CASTIN (CAncer-STromal INteractome analysis) is a framework for the evaluation of cancer-stromal interactome from RNA-seq data using cancer xenograft models. For each ligand-receptor interaction which is derived from curated protein-protein interaction database, CASTIN summarizes gene expression profiles of tumor and stroma into three evaluation indices.
CASTIN is depending on the following software/libraries.
- JDK (>= 1.8)
- Ruby (>= 2.0)
- R (>= 3.1.2)
- rJava
Following software are needed for preparing input and parameter files.
$ git clone git@github.com:tmd-gpat/CASTIN.git
$ cd CASTIN
$ ln -s /path/to/your/JRI.jar lib/JRI.jar
$ ant
Set appropriate JAVA_HOME variable beforehand.
$ cd CASTIN
$ ./scripts/download_parameter_files.sh # download reference sequences, etc.
$ ./scripts/prepare_mapping.sh # make combined reference sequence and bowtie index
$ ./scripts/calculate_selfmatching.sh # prepare self-matching list for mappability correction
$ export JRI_DIR=/path/to/R/library/rJava/jri/
$ export R_HOME=/path/to/R/home/
# input preparation
$ cd /path/to/CASTIN/inputdir
$ bowtie -p 4 -S -a -v 1 /path/to/CASTIN/parameters/hg38_mm10/hg38_mm10 R1.fastq > input_1.sam
$ bowtie -p 4 -S -a -v 1 /path/to/CASTIN/parameters/hg38_mm10/hg38_mm10 R2.fastq > input_2.sam
# sort sam files
$ samtools view -@ 4 -bS input_1.sam | samtools sort -n -@ 4 - sorted
$ samtools view -@ 4 sorted.bam > input_1.sam
$ samtools view -@ 4 -bS input_2.sam | samtools sort -n -@ 4 - sorted
$ samtools view -@ 4 sorted.bam > input_2.sam
$ rm sorted.bam
# analysis
$ cd /path/to/CASTIN
$ java -cp "./bin:./lib/*" -Xmx16g -Xms8g -Djava.library.path=$JRI_DIR interactome.Main -p /path/to/CASTIN/inputdir/input -o /path/to/CASTIN/outputdir
# input preparation
$ cd /path/to/CASTIN/inputdir
$ bowtie -S --sam-nohead -a -v 1 /path/to/CASTIN/parameters/hg38_mm10/hg38_mm10 input.fastq > input.sam
# analysis
$ cd /path/to/CASTIN
$ java -cp "./bin:./lib/*" -Xmx16g -Xms8g -Djava.library.path=$JRI_DIR interactome.Main -s /path/to/CASTIN/inputdir/input.sam -o /path/to/CASTIN/outputdir
-s single-end input file prefix (cannot be specified with -p)
-p paired-end input file prefix (cannot be specified with -s)
-o output directory
-d directionality for paired end input (0: undirectional 1: (forward, reversed) only, 2: (reversed, forward) only)

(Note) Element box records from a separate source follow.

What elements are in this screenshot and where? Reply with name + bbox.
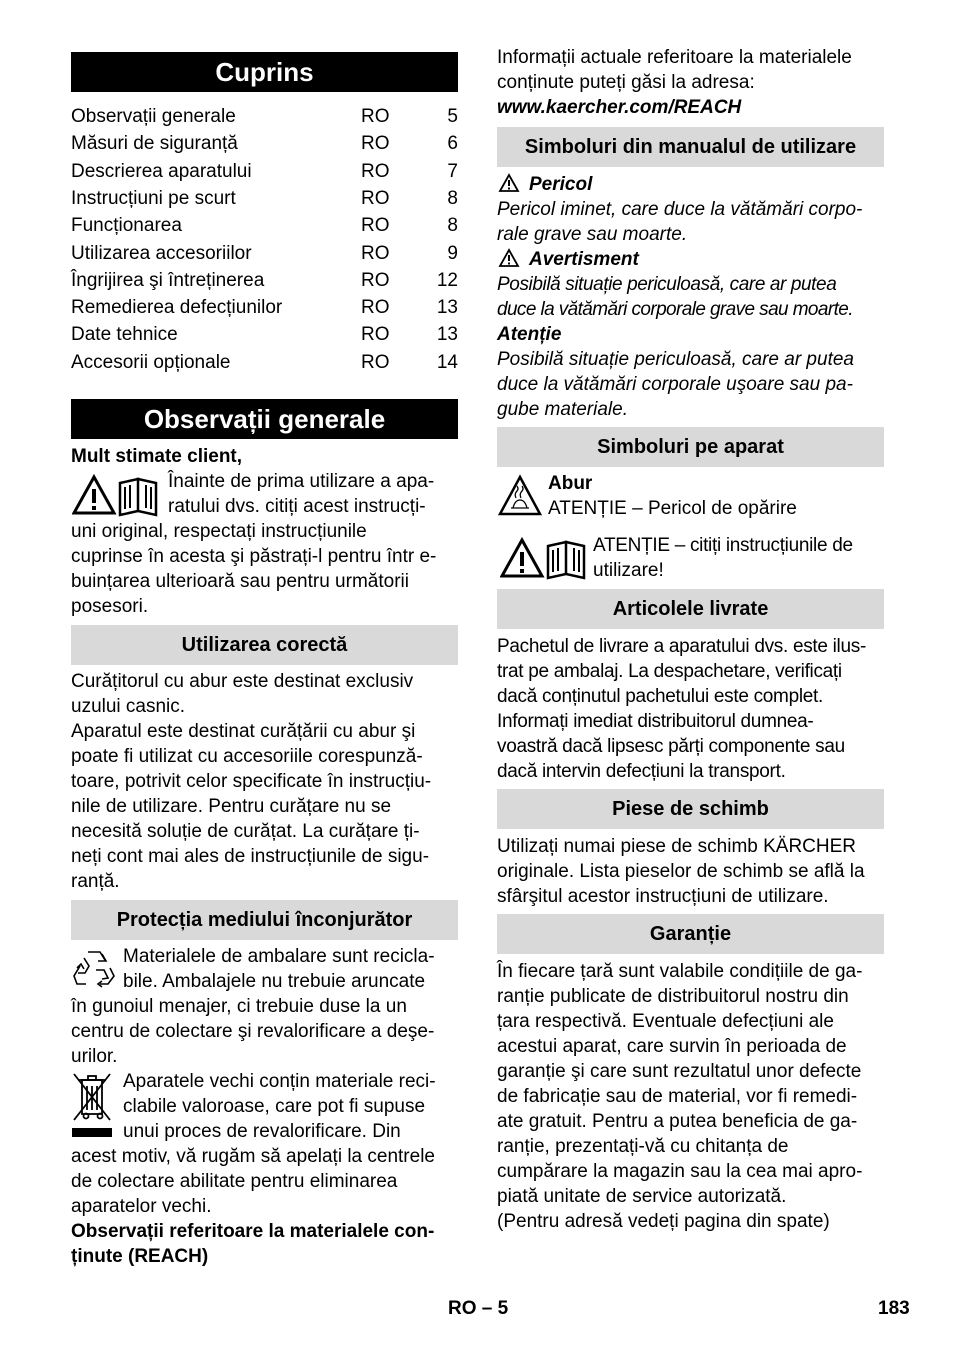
toc-entry[interactable] — [71, 212, 458, 239]
correct-use-line: Aparatul este destinat curățării cu abur şi — [71, 721, 416, 742]
env-line-5: urilor. — [71, 1046, 118, 1067]
toc-entry-label: Funcționarea — [71, 215, 182, 237]
toc-entry-page: 13 — [436, 324, 458, 346]
delivered-title: Articolele livrate — [497, 589, 884, 629]
steam-label: Abur — [548, 473, 593, 494]
toc-entry-page: 7 — [447, 160, 458, 182]
env2-line-3: unui proces de revalorificare. Din — [123, 1121, 401, 1142]
toc-entry-language: RO — [361, 242, 390, 264]
crossed-bin-icon — [72, 1072, 114, 1140]
recycling-icon — [72, 948, 116, 988]
caution-label: Atenție — [497, 324, 562, 345]
env-line-3: în gunoiul menajer, ci trebuie duse la un — [71, 996, 407, 1017]
greeting: Mult stimate client, — [71, 446, 243, 467]
toc-title: Cuprins — [71, 52, 458, 92]
intro-line-6: posesori. — [71, 596, 149, 617]
env2-line-1: Aparatele vechi conțin materiale reci- — [123, 1071, 436, 1092]
warning-triangle-icon — [498, 248, 520, 268]
symbols-device-title: Simboluri pe aparat — [497, 427, 884, 467]
correct-use-line: ranță. — [71, 871, 120, 892]
hot-steam-warning-icon — [498, 474, 542, 518]
env2-line-6: aparatelor vechi. — [71, 1196, 212, 1217]
warranty-line: ate gratuit. Pentru a putea beneficia de ga- — [497, 1111, 858, 1132]
env2-line-4: acest motiv, vă rugăm să apelați la centrele — [71, 1146, 435, 1167]
toc-entry[interactable] — [71, 240, 458, 267]
toc-entry[interactable] — [71, 294, 458, 321]
intro-line-4: cuprinse în acesta şi păstrați-l pentru într e- — [71, 546, 437, 567]
toc-entry-language: RO — [361, 351, 390, 373]
toc-entry-language: RO — [361, 324, 390, 346]
caution-line-2: duce la vătămări corporale uşoare sau pa- — [497, 374, 853, 395]
warranty-line: În fiecare țară sunt valabile condițiile de ga- — [497, 961, 863, 982]
toc-entry-page: 9 — [447, 242, 458, 264]
toc-entry-language: RO — [361, 133, 390, 155]
env-line-2: bile. Ambalajele nu trebuie aruncate — [123, 971, 426, 992]
toc-entry-page: 8 — [447, 187, 458, 209]
toc-entry[interactable] — [71, 349, 458, 376]
read-line-2: utilizare! — [593, 560, 664, 581]
intro-line-1: Înainte de prima utilizare a apa- — [168, 471, 435, 492]
spares-line: Utilizați numai piese de schimb KÄRCHER — [497, 836, 857, 857]
correct-use-line: neți cont mai ales de instrucțiunile de sigu- — [71, 846, 430, 867]
danger-line-1: Pericol iminet, care duce la vătămări corpo- — [497, 199, 863, 220]
toc-entry-label: Accesorii opționale — [71, 351, 231, 373]
toc-entry-language: RO — [361, 160, 390, 182]
warranty-line: de fabricație sau de material, vor fi remedi- — [497, 1086, 858, 1107]
symbols-manual-title: Simboluri din manualul de utilizare — [497, 127, 884, 167]
spares-title: Piese de schimb — [497, 789, 884, 829]
toc-entry-label: Măsuri de siguranță — [71, 133, 238, 155]
reach-line-1: Informații actuale referitoare la materialele — [497, 47, 852, 68]
danger-label: Pericol — [529, 174, 593, 195]
general-title: Observații generale — [71, 399, 458, 439]
page-number: 183 — [878, 1298, 910, 1319]
toc-entry-label: Descrierea aparatului — [71, 160, 252, 182]
read-line-1: ATENȚIE – citiți instrucțiunile de — [593, 535, 853, 556]
warning-read-manual-icon — [72, 473, 162, 517]
warranty-line: (Pentru adresă vedeți pagina din spate) — [497, 1211, 830, 1232]
toc-entry-page: 14 — [436, 351, 458, 373]
correct-use-line: uzului casnic. — [71, 696, 186, 717]
correct-use-line: toare, potrivit celor specificate în instrucțiu- — [71, 771, 432, 792]
toc-entry[interactable] — [71, 321, 458, 348]
toc-entry-label: Remedierea defecțiunilor — [71, 297, 283, 319]
delivered-line: trat pe ambalaj. La despachetare, verificați — [497, 661, 842, 682]
steam-text: ATENȚIE – Pericol de opărire — [548, 498, 797, 519]
reach-heading-line-1: Observații referitoare la materialele con- — [71, 1221, 435, 1242]
delivered-line: dacă conținutul pachetului este complet. — [497, 686, 823, 707]
warranty-title: Garanție — [497, 914, 884, 954]
env-line-4: centru de colectare şi revalorificare a deşe- — [71, 1021, 435, 1042]
correct-use-title: Utilizarea corectă — [71, 625, 458, 665]
toc-entry-page: 8 — [447, 215, 458, 237]
toc-entry-language: RO — [361, 297, 390, 319]
toc-entry-label: Îngrijirea şi întreținerea — [71, 269, 265, 291]
intro-line-5: buințarea ulterioară sau pentru următorii — [71, 571, 409, 592]
toc-entry-page: 5 — [447, 106, 458, 127]
warning-line-1: Posibilă situație periculoasă, care ar putea — [497, 274, 837, 295]
spares-line: originale. Lista pieselor de schimb se află la — [497, 861, 865, 882]
reach-heading-line-2: ținute (REACH) — [71, 1246, 209, 1267]
toc-entry-language: RO — [361, 269, 390, 291]
delivered-line: Pachetul de livrare a aparatului dvs. este ilus- — [497, 636, 866, 657]
spares-line: sfârşitul acestor instrucțiuni de utilizare. — [497, 886, 829, 907]
correct-use-line: nile de utilizare. Pentru curățare nu se — [71, 796, 392, 817]
toc-entry[interactable] — [71, 267, 458, 294]
env2-line-2: clabile valoroase, care pot fi supuse — [123, 1096, 426, 1117]
environment-title: Protecția mediului înconjurător — [71, 900, 458, 940]
danger-triangle-icon — [498, 173, 520, 193]
warning-line-2: duce la vătămări corporale grave sau moarte. — [497, 299, 853, 320]
toc-entry[interactable] — [71, 158, 458, 185]
warranty-line: cumpărare la magazin sau la cea mai apro- — [497, 1161, 863, 1182]
reach-url: www.kaercher.com/REACH — [497, 97, 742, 118]
correct-use-line: poate fi utilizat cu accesoriile corespunză- — [71, 746, 423, 767]
danger-line-2: rale grave sau moarte. — [497, 224, 688, 245]
reach-line-2: conținute puteți găsi la adresa: — [497, 72, 755, 93]
toc-entry[interactable] — [71, 130, 458, 157]
warranty-line: ranție, prezentați-vă cu chitanța de — [497, 1136, 789, 1157]
caution-line-3: gube materiale. — [497, 399, 628, 420]
toc-entry-label: Utilizarea accesoriilor — [71, 242, 252, 264]
delivered-line: voastră dacă lipsesc părți componente sau — [497, 736, 845, 757]
toc-entry[interactable] — [71, 103, 458, 130]
toc-entry-label: Date tehnice — [71, 324, 178, 346]
warranty-line: garanție şi care sunt rezultatul unor defecte — [497, 1061, 862, 1082]
warranty-line: țara respectivă. Eventuale defecțiuni ale — [497, 1011, 834, 1032]
intro-line-2: ratului dvs. citiți acest instrucți- — [168, 496, 426, 517]
warranty-line: piată unitate de service autorizată. — [497, 1186, 787, 1207]
toc-entry-language: RO — [361, 215, 390, 237]
toc-entry-label: Instrucțiuni pe scurt — [71, 187, 236, 209]
warranty-line: ranție publicate de distribuitorul nostru din — [497, 986, 849, 1007]
env2-line-5: de colectare abilitate pentru eliminarea — [71, 1171, 398, 1192]
toc-entry-label: Observații generale — [71, 106, 236, 127]
section-page-label: RO – 5 — [448, 1298, 509, 1319]
correct-use-line: Curățitorul cu abur este destinat exclusiv — [71, 671, 414, 692]
toc-entry-page: 12 — [436, 269, 458, 291]
toc-entry-language: RO — [361, 187, 390, 209]
toc-entry-page: 13 — [436, 297, 458, 319]
delivered-line: Informați imediat distribuitorul dumnea- — [497, 711, 814, 732]
warning-label: Avertisment — [529, 249, 639, 270]
delivered-line: dacă intervin defecțiuni la transport. — [497, 761, 786, 782]
caution-line-1: Posibilă situație periculoasă, care ar putea — [497, 349, 854, 370]
env-line-1: Materialele de ambalare sunt recicla- — [123, 946, 435, 967]
toc-entry[interactable] — [71, 185, 458, 212]
correct-use-line: necesită soluție de curățat. La curățare ți- — [71, 821, 420, 842]
toc-entry-language: RO — [361, 106, 390, 127]
toc-entry-page: 6 — [447, 133, 458, 155]
warranty-line: acestui aparat, care survin în perioada de — [497, 1036, 847, 1057]
intro-line-3: uni original, respectați instrucțiunile — [71, 521, 367, 542]
warning-read-instructions-icon — [500, 536, 590, 580]
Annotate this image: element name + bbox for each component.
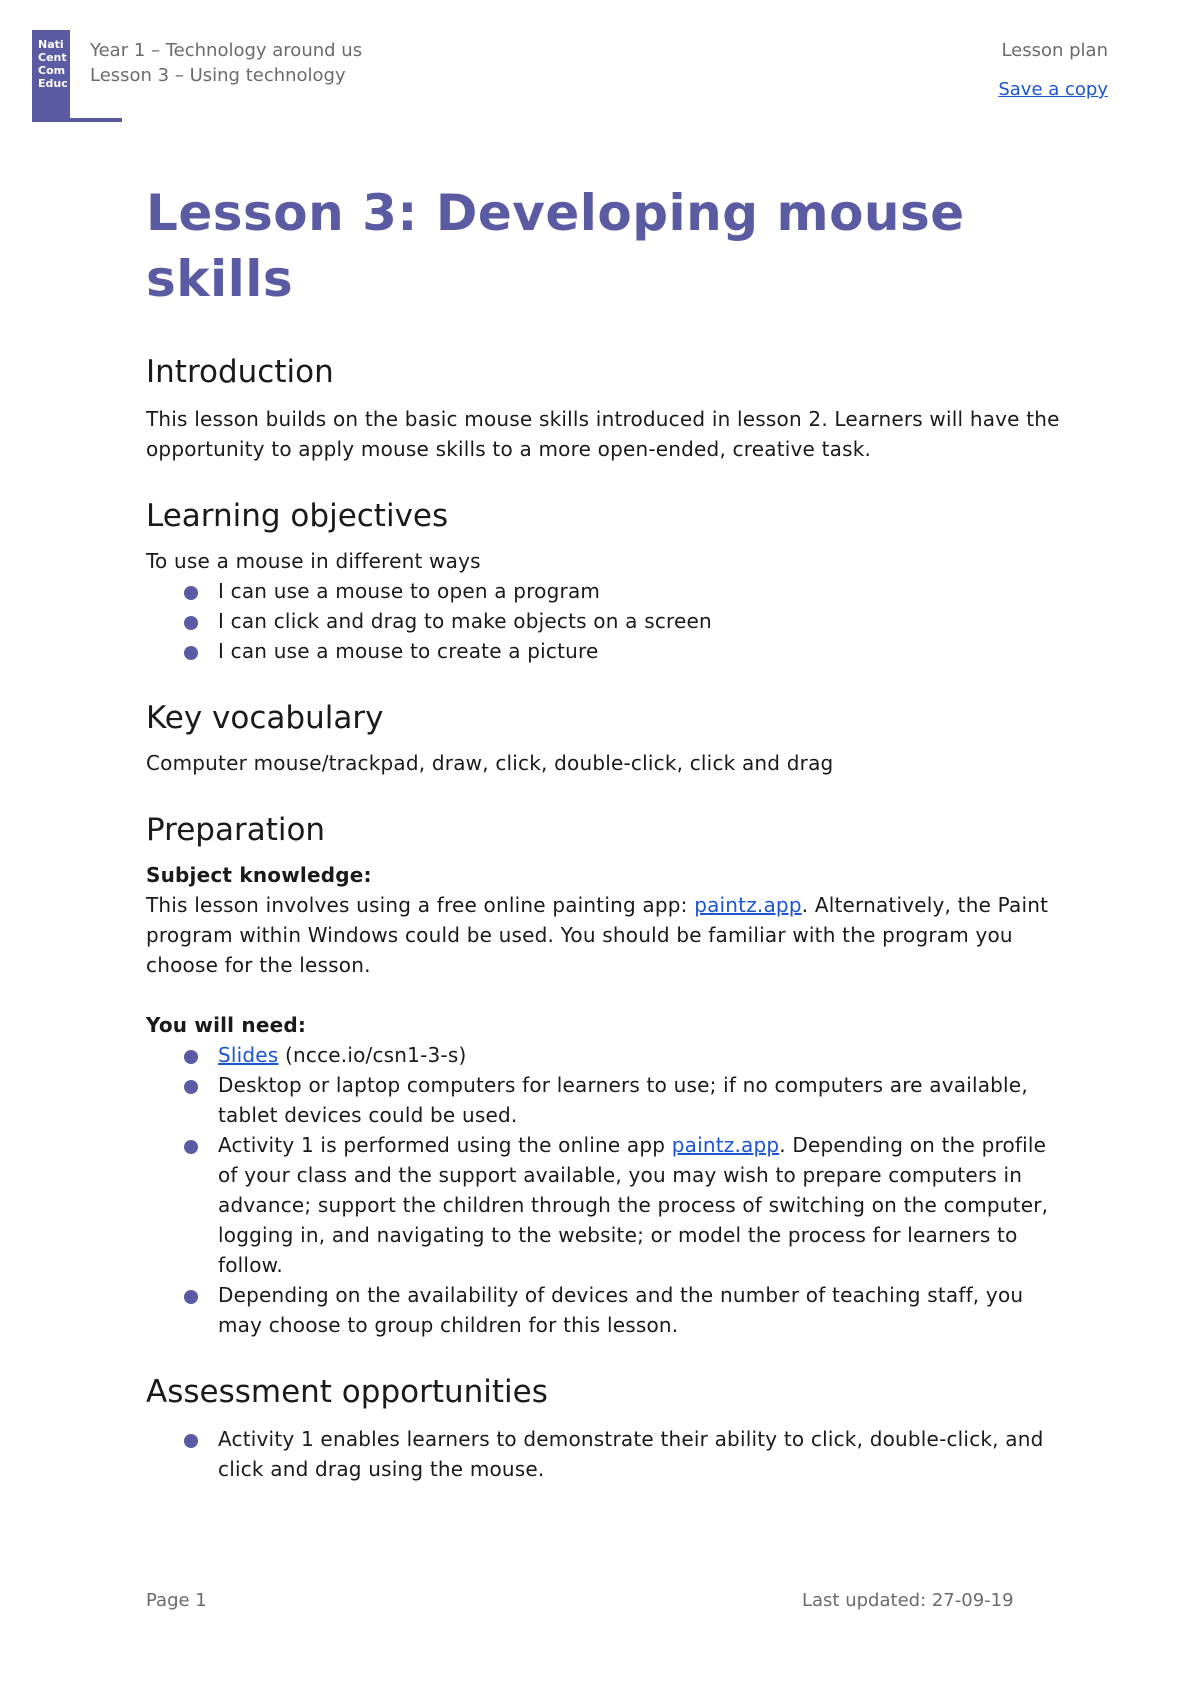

CASTIN can take alignment sam files as input. Any alignment software may be used to produce the sam files, but bowtie aligner is recommended. Indexed reference sequence files for bowtie are included in the software package.
In case of using paired-end input, sort sam files by read names before processing.
CASTIN produces multiple output files. All output files are written in the directory specified by the command line option “-o /path/to/CASTIN/outputdir”.
- KEGGHPRD_result.txt : This file contains ligand dependency (ligand ratio), receptor dependency (receptor ratio), and signal strength (average) for each interaction. It also contains the type of interaction and the link to the original pathway in KEGG.
- Symbol_cancer.txt : Gene expression levels in cancer (human). The last column is the normalized gene expression level.
- Symbol_stroma.txt : Gene expression levels in stroma (mouse). The last column is the normalized gene expression level.
- Refseq_cancer.txt : Read count, the number of mappable reads and coverage information of each Refseq gene in cancer (human).
- Refseq_stroma.txt : Read count, the number of mappable reads and coverage information of each Refseq gene in storm (mouse).
The following image files show the scatter plot before and after Poly-A or GC content derived bias. Files contains estim indicates that only genes used for bias parameter estimation were plot.
- from-poly-A_after_correction.png
- from-poly-A_before_correction.png
- from-poly-A_estim_after_correction.png
- from-poly-A_estim_before_correction.png
- GC_after_correction.png
- GC_before_correction.png
- GC_estim_after_correction.png
- GC_estim_before_correction.png
CASTIN is released under the GNU General Public License (GPL).